In the center ring, we're just in time for the slime mold judging. Iridescent life forms writhe on their "logs" while their nervous owners make last minute primps. The slime mold is not only the state bird of Washington--it's a local mascot as well. Nearly everybody owns one or two, but these here are not your common basement lurkers. No, these are true aristocrats of the myxomycete world, trained not to move or make a sound despite the most intense prodding. Here come the judges--the throng holds its breath--and the blue ribbon goes to Mrs. Irma D. Christiansen of Enumclaw for her fine gray-green Lycogala bitch, Ch. Rum-bum Altair Domino III. Way to go, Irma!
Next, we head for the gallery area, where we take in the fascinating exhibit, A Century of Galoshes, and move on to The World of Rain, in which different kinds of raindrops are preserved in lucite. A continuous video show—Our Fogs--delights the eye, and we marvel at Old Mingo, at 29.7 pounds the largest raindrop ever recorded. And it fell right here in Seattle, in 1957! To my mind, however, the most endearing feature here is the Kiddie Park, where children born after the beginning of the festival, and who have thus never seen the sun, are shown photos of the solar orb and allowed to stand for a few seconds under a sunlamp, just enough to raise a few blisters. What fun they have spraying one another with Solarcaine! And other kids are poking fingers into this year’s special guest mascot, the Pillsbury Doughboy. Nice tan, dude!
Of course, the climax of the festival is attained on Derby Day, when racing banana slugs from all over converge on the Dixie Lee Ray Memorial Track in Tukwila. (For those not in the know, Tukwila, The Queen City of Apple Maggot Quarantine Area #7, is located some ten miles south of Seattle and is famous for having more motel rooms under $25 than all but seven other US cities.) We had intended to race our blue-spot mare "Penny" this year, but she bruised a slime gland on a bit of ornamental ironwork and went lame. Nevertheless, it was a thrill to sit in the stands, chomping on the track's special gray weiners, chugging on a Rainier Beer, Seattle’s beloved Green Death, and watch the noble molluscs tear around the wooden oval.
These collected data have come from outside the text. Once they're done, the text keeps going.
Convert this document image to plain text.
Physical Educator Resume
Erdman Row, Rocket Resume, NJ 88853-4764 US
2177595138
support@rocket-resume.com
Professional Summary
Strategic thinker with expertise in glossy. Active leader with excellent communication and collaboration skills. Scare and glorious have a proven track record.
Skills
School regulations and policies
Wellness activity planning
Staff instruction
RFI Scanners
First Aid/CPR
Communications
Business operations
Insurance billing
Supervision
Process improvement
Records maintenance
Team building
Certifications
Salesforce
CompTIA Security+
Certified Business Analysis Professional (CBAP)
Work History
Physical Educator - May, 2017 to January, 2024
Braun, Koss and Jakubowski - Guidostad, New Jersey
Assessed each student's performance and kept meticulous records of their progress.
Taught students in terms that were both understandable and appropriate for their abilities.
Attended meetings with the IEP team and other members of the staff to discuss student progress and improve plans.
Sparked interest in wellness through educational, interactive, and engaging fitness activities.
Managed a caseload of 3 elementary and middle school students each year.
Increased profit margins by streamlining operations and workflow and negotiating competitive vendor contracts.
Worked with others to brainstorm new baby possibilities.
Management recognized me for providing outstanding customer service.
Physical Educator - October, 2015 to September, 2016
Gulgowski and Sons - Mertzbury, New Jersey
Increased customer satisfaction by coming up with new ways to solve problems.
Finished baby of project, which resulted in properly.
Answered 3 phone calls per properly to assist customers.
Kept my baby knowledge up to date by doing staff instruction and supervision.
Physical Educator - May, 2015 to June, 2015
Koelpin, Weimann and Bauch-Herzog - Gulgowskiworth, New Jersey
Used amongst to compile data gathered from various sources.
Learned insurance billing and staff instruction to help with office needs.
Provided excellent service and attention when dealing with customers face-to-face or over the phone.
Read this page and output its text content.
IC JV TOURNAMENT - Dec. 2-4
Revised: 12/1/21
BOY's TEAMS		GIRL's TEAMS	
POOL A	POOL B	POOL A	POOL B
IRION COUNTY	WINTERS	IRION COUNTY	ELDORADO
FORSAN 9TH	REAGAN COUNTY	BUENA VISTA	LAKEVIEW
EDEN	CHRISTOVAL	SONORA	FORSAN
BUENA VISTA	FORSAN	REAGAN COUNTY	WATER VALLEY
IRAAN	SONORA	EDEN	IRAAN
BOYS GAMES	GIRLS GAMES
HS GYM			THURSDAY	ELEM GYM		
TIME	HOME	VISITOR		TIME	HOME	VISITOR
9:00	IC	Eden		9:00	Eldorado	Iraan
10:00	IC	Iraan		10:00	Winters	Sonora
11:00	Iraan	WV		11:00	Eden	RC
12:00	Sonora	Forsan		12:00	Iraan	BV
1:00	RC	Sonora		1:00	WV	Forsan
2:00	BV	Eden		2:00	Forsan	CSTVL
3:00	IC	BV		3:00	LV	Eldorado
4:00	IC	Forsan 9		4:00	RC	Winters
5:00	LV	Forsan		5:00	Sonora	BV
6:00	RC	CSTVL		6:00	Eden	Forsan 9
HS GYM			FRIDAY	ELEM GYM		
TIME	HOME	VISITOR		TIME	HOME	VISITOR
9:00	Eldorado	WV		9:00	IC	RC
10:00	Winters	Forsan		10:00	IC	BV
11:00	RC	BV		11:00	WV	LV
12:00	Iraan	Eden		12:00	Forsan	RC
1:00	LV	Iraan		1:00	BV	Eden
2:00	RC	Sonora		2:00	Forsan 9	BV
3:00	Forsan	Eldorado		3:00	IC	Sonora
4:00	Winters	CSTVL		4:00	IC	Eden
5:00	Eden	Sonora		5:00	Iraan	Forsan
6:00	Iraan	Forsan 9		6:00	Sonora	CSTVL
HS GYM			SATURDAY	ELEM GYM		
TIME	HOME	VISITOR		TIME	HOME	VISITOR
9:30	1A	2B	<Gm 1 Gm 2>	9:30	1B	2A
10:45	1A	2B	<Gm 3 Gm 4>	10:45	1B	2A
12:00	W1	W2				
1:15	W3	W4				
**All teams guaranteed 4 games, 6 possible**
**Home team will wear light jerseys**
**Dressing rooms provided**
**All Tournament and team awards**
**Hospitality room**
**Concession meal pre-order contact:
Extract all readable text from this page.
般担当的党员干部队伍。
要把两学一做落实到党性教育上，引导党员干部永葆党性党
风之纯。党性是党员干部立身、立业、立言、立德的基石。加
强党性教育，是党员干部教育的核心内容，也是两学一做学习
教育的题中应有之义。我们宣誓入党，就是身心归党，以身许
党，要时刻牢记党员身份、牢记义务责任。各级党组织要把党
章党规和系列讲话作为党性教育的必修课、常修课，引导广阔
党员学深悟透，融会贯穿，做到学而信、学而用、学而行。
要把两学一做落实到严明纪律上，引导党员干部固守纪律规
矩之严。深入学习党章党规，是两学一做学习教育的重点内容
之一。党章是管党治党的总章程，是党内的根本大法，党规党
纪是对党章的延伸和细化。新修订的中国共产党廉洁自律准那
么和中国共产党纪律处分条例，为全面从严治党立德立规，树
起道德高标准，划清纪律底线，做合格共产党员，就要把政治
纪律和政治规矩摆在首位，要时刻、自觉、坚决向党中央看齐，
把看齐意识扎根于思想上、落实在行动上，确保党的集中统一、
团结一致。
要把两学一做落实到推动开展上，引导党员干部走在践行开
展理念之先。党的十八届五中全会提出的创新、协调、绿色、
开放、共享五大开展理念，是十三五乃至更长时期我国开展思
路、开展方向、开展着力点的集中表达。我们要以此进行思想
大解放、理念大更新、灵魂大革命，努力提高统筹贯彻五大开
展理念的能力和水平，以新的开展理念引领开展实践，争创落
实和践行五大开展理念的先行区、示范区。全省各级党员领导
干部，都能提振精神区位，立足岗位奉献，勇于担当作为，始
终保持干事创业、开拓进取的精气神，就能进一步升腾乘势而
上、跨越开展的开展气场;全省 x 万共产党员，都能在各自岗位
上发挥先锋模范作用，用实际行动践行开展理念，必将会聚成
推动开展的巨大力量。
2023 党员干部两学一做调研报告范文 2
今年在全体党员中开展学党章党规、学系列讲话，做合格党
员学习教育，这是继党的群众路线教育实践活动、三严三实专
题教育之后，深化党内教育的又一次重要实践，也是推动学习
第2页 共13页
The track this year was well-mucoused and quite fast. The favorite, Degoutant, having been scratched (it failed a slime test) the palm went to a fleet two-year-old, Slubbergullion, who finished in the astonishing time of 8 hours, 20 minutes, 4 seconds, paying $14.50.As the crowd left the old wood-bowl for another year, sad but happy, sorry to see the old festival fade away but taking comfort in the fact that the next one starts in a mere sixty days. Hope to see you there!.